Melissa Wang spent more than a decade working for major retail brands before establishing the retail zipline. This kind of annoying advantage – the full realization of the industry – is something that investors fight to resist the vertical SAS Company, at the very least, according to Generation Capital investor Lotti Synico. Wang and Sinisalico joined us in a recent episode of Extra Crunch Live and went into detail about why Raising is interested in financing a series of retail ziplines in one round, sharing our zipline series with a pitch deck and which slides and bits the deal.

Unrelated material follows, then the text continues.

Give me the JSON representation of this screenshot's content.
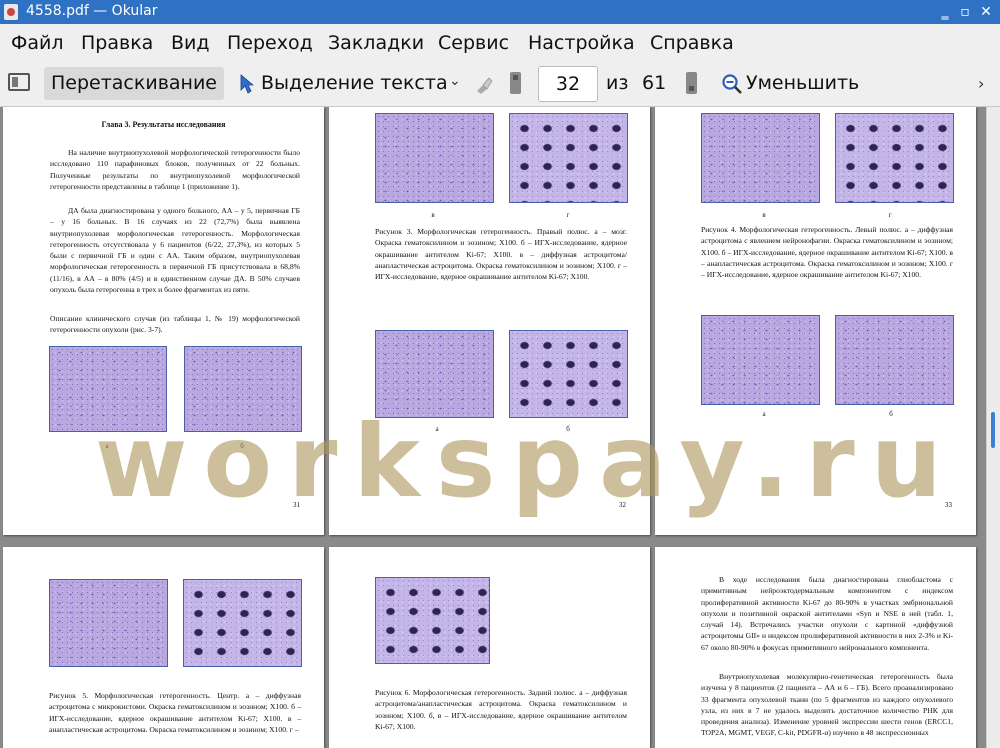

Extra Crunch Live is a weekly virtual event series meant to help founders build better enterprise-supported businesses. We sit down with investors and founders to hear how we put them together, what they saw in each other, and how they moved forward together. Extra Crunch Live is accessible to everyone on a live basis, but on-demand content is exclusively reserved for Extra Crunch members. You can check out the July slate here and see the full ECL library here.
Zipline was also attending a major industry conference during Wang’s fundraising process. Ongam suggested opening during the trade show that they would hold a virtual pitch meeting, but Wang personally pushed back for a pitch meeting. Not only did he know he would personally deliver better pitches, but he didn’t want to lose the limited amount he had at trade shows with potential clients and partners. Once in-person, Wang surprised the emergency team.
For one, he stood on the pitch. Wang explained that her co-founder is a big man and she is a small woman and she is more confident and comfortable to present from a permanent position. “He was the few or perhaps the only CEO who ever stood up to pitch the whole team,” Sinisco said.
“He pointed to the screen that was projected behind him to help us stay on top of the most relevant information. The way he did it really allowed us to be with him. Like, we couldn’t break eye contact.”